そして私たち家族は知らずにしてカサンドラ症候群に陥っていたことを知った。

カサンドラ症候群とは、家族や身近な人にASD(自閉スペクトラム症)などがあることでコミュニケーションを築くことが難しく、対人関係の問題や心身の不調が生じている状態です。現在、明確な診断基準は定められていませんが、カサンドラ症候群の症状を訴える人も増えているようです。

リタリコ発達ナビ

この50年間の葛藤が終わると思うとホッとした。誰も悪くなかったんだ。
むしろ母も今の時代ならもっと母に合うかかわりを家族や社会ができただろうが、それも叶わなかったんだ。

母は理解できないだろうが、現状を伝えてみた。思った通りピンとは来ていないようだ。ただ、母と父、親子の関係に本当に苦しんできた弟はすくなくとも自分が原因ではないことをこの時に伝えられたのは安心だった。

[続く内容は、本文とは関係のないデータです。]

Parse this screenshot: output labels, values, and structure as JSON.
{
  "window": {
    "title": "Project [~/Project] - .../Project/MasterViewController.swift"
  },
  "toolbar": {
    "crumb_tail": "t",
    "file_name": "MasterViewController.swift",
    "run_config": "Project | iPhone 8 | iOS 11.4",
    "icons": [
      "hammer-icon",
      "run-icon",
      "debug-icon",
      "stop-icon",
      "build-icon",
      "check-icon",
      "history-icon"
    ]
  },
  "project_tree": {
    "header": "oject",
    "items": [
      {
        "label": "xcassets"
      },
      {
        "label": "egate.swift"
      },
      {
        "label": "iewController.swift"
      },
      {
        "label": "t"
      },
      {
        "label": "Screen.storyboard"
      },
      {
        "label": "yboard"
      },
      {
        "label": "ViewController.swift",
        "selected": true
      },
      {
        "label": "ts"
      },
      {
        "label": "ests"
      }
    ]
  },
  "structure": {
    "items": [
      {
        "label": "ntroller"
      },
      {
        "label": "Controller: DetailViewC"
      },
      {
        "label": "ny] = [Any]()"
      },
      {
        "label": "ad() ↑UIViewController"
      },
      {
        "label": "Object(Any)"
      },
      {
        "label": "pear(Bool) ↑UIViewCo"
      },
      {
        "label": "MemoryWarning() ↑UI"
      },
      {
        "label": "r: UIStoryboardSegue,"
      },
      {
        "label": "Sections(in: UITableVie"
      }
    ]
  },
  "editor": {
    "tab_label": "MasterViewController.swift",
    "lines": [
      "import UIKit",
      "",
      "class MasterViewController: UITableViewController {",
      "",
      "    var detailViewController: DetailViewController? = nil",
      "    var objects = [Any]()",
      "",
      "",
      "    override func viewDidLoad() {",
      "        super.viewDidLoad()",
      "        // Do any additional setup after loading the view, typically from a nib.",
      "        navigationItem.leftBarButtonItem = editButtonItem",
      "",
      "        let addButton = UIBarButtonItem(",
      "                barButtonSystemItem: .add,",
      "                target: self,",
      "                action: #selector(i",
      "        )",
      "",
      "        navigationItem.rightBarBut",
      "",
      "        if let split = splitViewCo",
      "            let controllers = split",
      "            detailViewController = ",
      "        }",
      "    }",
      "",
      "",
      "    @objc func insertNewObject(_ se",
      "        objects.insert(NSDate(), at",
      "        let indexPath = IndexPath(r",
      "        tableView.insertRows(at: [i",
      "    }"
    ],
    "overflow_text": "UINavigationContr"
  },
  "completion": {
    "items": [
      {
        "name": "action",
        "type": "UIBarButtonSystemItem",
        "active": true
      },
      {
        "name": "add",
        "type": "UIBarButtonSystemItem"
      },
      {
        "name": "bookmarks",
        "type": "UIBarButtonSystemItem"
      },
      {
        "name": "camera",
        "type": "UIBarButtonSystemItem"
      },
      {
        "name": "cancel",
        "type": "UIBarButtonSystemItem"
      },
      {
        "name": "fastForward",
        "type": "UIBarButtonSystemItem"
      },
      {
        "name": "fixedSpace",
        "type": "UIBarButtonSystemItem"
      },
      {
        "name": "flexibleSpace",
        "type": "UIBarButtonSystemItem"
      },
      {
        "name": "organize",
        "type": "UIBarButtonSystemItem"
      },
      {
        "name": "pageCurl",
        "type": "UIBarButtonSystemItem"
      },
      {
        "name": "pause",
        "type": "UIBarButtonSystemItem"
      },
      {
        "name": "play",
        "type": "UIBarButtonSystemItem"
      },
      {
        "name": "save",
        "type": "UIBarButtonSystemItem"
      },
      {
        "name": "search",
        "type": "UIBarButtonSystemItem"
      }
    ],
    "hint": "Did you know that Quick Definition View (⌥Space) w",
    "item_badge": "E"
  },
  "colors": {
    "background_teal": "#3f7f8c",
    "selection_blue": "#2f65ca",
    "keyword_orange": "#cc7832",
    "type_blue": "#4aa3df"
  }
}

長らく私たち姉弟は家族関係に苦しんでいたからだ。そして父も母との関係に苦しんだだろうし、本来の朗らかな父が陰極になっていったのも、母がその父に怯えたり、反発したり、嫌ったりしながら生きるのも辛かっただろう。

わたしは理解し合えないということを受け入れることで、母を理解する一歩になると、それは慈悲の心を学ぶ機会なのだと受け入れた。

全ての痛みがここにつながっていたというのはかなり驚きだけど、本当にその日を境に痛みはない。

こどもの頃の苦しさ、寂しさ、悔しさが解けていく。
そしてやっぱりこの世界は善悪のに極論では解決できないと知る。しかし愛は必ず存在し、選択することができる。

これを書いている今日。ドライマウス気味なわたしの口腔内はかなりウエットだ。いつも愛を感じると身体中の細胞がシュワシュワと湧きたち、血が巡る。緊張が解け、リラックス状態になる。頭が冴え、五官が敏感になる。まるでこの美しい世の全てを感じるために。